We discuss conventional intestinal cystoplasty and show how concern about potential complications has led to an interest in alternative methods for cystoplasty. Techniques such as gastrocystoplasty, ureterocystoplasty, vesicomyomectomy (autoaugmentation), seromuscular augmentation, alloplastic replacement and bioprosthetic materials are reviewed. Laboratory and clinical results of these techniques are examined critically to compare advantages, disadvantages and potential applications.
Materials and Methods
Computer searches of available medical data bases were used to generate a list of relevant publications, including original contributions and review articles, which were then reviewed, compared and summarized.

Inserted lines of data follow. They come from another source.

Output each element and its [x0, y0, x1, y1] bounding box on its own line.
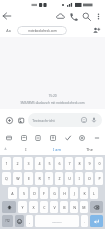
button[interactable]: L: [90, 187, 98, 199]
button[interactable]: M: [80, 201, 88, 213]
button[interactable]: Contact: [91, 25, 102, 36]
button[interactable]: Emoji: [80, 116, 88, 124]
button[interactable]: Call: [67, 10, 80, 23]
button[interactable]: 5: [45, 157, 53, 170]
button[interactable]: 0: [95, 157, 103, 170]
staticText: 15:20: [48, 94, 57, 98]
staticText: 1: [5, 161, 8, 166]
button[interactable]: 1: [2, 157, 11, 170]
button[interactable]: Space: [35, 215, 79, 227]
staticText: E: [28, 176, 30, 181]
button[interactable]: O: [85, 172, 93, 185]
button[interactable]: Y: [18, 201, 27, 213]
button[interactable]: Backspace: [90, 201, 103, 213]
button[interactable]: 8: [75, 157, 83, 170]
staticText: ⚓: [4, 147, 7, 151]
button[interactable]: S: [19, 187, 28, 199]
button[interactable]: 2: [13, 157, 22, 170]
button[interactable]: I am: [41, 143, 73, 155]
button[interactable]: GIF: [32, 132, 43, 143]
staticText: 3: [27, 161, 30, 166]
button[interactable]: E: [24, 172, 33, 185]
button[interactable]: C: [40, 201, 48, 213]
button[interactable]: Clipboard: [3, 132, 14, 143]
button[interactable]: Voice message: [90, 116, 98, 124]
button[interactable]: I: [10, 143, 41, 155]
button[interactable]: U: [65, 172, 73, 185]
button[interactable]: 7: [65, 157, 73, 170]
button[interactable]: Back: [0, 9, 14, 23]
staticText: 6: [58, 161, 61, 166]
button[interactable]: Theme: [76, 132, 87, 143]
staticText: 9: [88, 161, 91, 166]
staticText: I am: [53, 147, 61, 152]
staticText: J: [74, 191, 75, 196]
button[interactable]: The: [73, 143, 105, 155]
button[interactable]: 6: [55, 157, 63, 170]
button[interactable]: Settings: [62, 132, 73, 143]
staticText: M: [82, 205, 86, 210]
staticText: L: [93, 191, 95, 196]
staticText: SMS/MMS: Ausbusch mit notebookcheck.com: [20, 101, 85, 105]
staticText: F: [43, 191, 45, 196]
button[interactable]: A: [8, 187, 17, 199]
staticText: K: [83, 191, 86, 196]
button[interactable]: More options: [93, 11, 104, 22]
button[interactable]: P: [95, 172, 103, 185]
button[interactable]: ,: [26, 215, 33, 227]
button[interactable]: K: [80, 187, 88, 199]
button[interactable]: 9: [85, 157, 93, 170]
button[interactable]: Q: [2, 172, 11, 185]
button[interactable]: N: [70, 201, 78, 213]
staticText: Q: [5, 176, 8, 181]
staticText: 0: [98, 161, 101, 166]
button[interactable]: Gallery: [15, 114, 27, 126]
button[interactable]: H: [60, 187, 68, 199]
button[interactable]: 4: [35, 157, 43, 170]
button[interactable]: Voice input: [0, 143, 10, 155]
staticText: Textnachricht: [32, 118, 55, 123]
button[interactable]: Translate: [47, 132, 58, 143]
button[interactable]: Shift: [2, 201, 16, 213]
staticText: A: [11, 191, 14, 196]
staticText: The: [86, 147, 93, 152]
button[interactable]: Add: [3, 114, 15, 126]
button[interactable]: More: [91, 132, 102, 143]
button[interactable]: X: [29, 201, 38, 213]
staticText: 4: [38, 161, 41, 166]
button[interactable]: ?12: [2, 215, 13, 227]
button[interactable]: W: [13, 172, 22, 185]
button[interactable]: V: [50, 201, 58, 213]
button[interactable]: Emoji: [15, 215, 24, 227]
button[interactable]: T: [45, 172, 53, 185]
button[interactable]: Text size: [3, 25, 13, 35]
staticText: O: [88, 176, 91, 181]
button[interactable]: .: [81, 215, 88, 227]
staticText: R: [38, 176, 41, 181]
button[interactable]: notebookcheck.com: [17, 26, 67, 35]
button[interactable]: Z: [55, 172, 63, 185]
staticText: ,: [29, 219, 30, 224]
staticText: S: [23, 191, 25, 196]
staticText: 8: [78, 161, 81, 166]
button[interactable]: Search: [80, 10, 93, 23]
button[interactable]: G: [50, 187, 58, 199]
button[interactable]: J: [70, 187, 78, 199]
staticText: Aa: [6, 28, 11, 33]
button[interactable]: Textnachricht: [28, 113, 102, 127]
button[interactable]: F: [40, 187, 48, 199]
button[interactable]: 3: [24, 157, 33, 170]
button[interactable]: Cloud: [54, 10, 67, 23]
button[interactable]: D: [30, 187, 38, 199]
staticText: notebookcheck.com: [28, 29, 57, 33]
staticText: ?12: [5, 219, 10, 223]
button[interactable]: R: [35, 172, 43, 185]
staticText: H: [63, 191, 66, 196]
staticText: V: [53, 205, 56, 210]
button[interactable]: Enter: [90, 215, 103, 227]
button[interactable]: Stickers: [18, 132, 29, 143]
button[interactable]: B: [60, 201, 68, 213]
button[interactable]: I: [75, 172, 83, 185]
staticText: W: [16, 176, 20, 181]
staticText: Z: [58, 176, 61, 181]
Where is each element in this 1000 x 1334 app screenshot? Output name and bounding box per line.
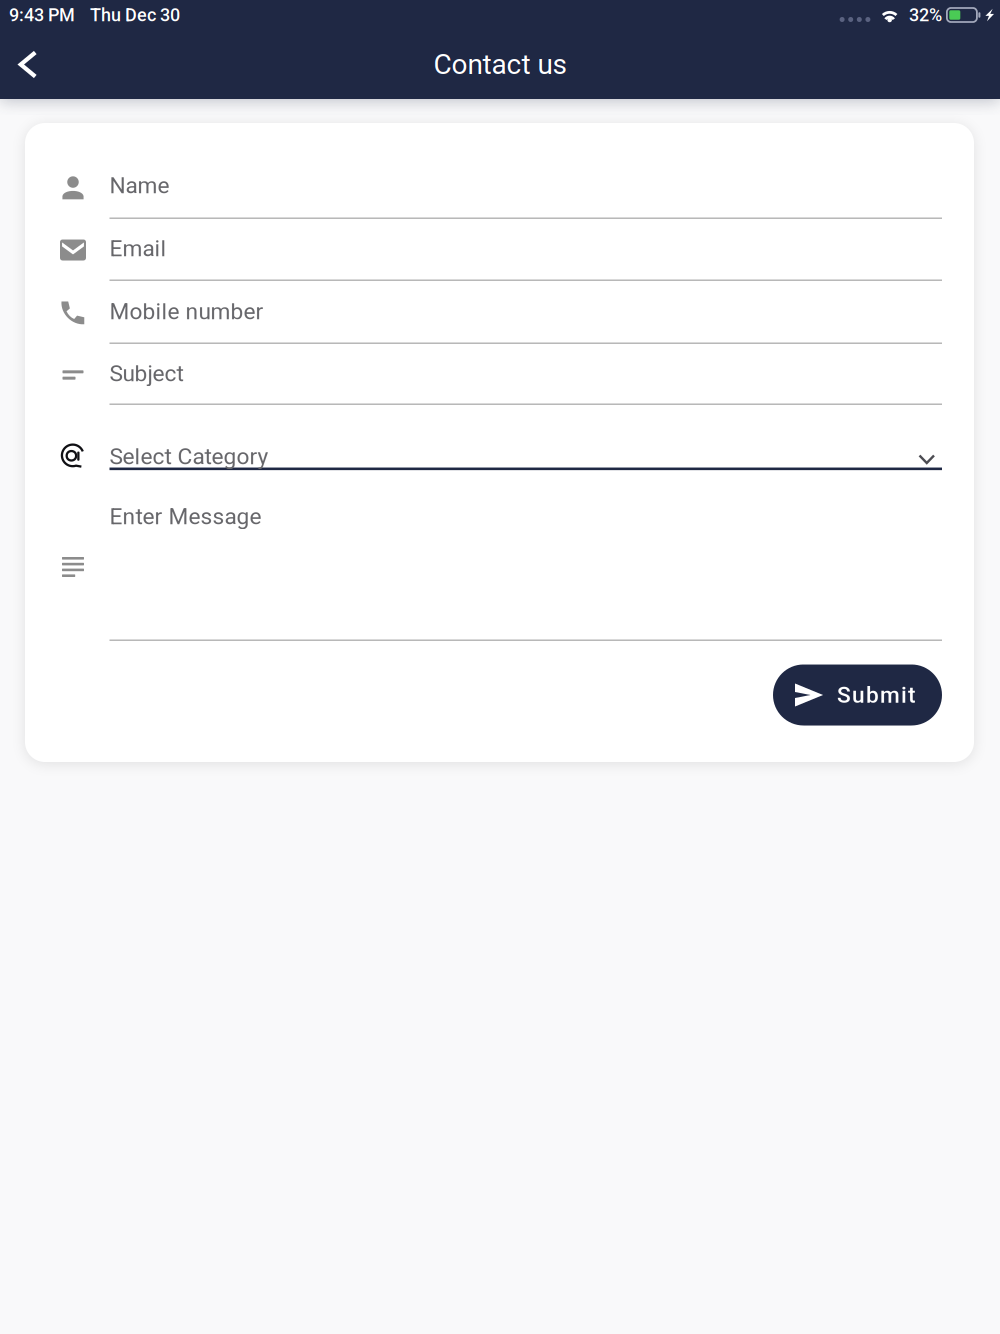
- staticText: Thu Dec 30: [90, 4, 180, 26]
- staticText: Subject: [110, 360, 184, 387]
- staticText: Email: [110, 235, 166, 262]
- button[interactable]: Back: [0, 30, 56, 99]
- staticText: Select Category: [110, 443, 268, 470]
- staticText: Name: [110, 172, 170, 199]
- button[interactable]: Submit: [773, 664, 942, 726]
- staticText: 9:43 PM: [9, 4, 75, 26]
- staticText: Mobile number: [110, 298, 264, 325]
- staticText: Contact us: [434, 48, 566, 81]
- staticText: Enter Message: [110, 503, 262, 530]
- staticText: Submit: [837, 682, 916, 708]
- staticText: 32%: [909, 4, 942, 26]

Augmentation cystoplasty is used routinely for treatment of reduced bladder compliance and capacity secondary to infectious, inflammatory, neurogenic and congenital disorders. Sigmoidocystoplasty and ileocystoplasty have become standard techniques but there is renewed interest in alternative techniques due to the relatively high morbidity of intestinal cystoplasty. Alternative techniques have been described to avoid inclusion of intestinal mucosa in the urinary tract while creating a compliant bladder of adequate capacity. These techniques include gastrocystoplasty, vesicomyotomy, seromuscular augmentation, various alloplastic or biodegradable scaffolds and in vitro culture with subsequent grafting of autologous urothelium. Although encouraging animal and human results have been reported, each technique is associated with its own limitations and disadvantages.
While intestinal cystoplasty remains the standard, several alternative techniques show promise. At present only gastrocystoplasty, ureterocystoplasty and seromuscular augmentation should be considered clinically useful.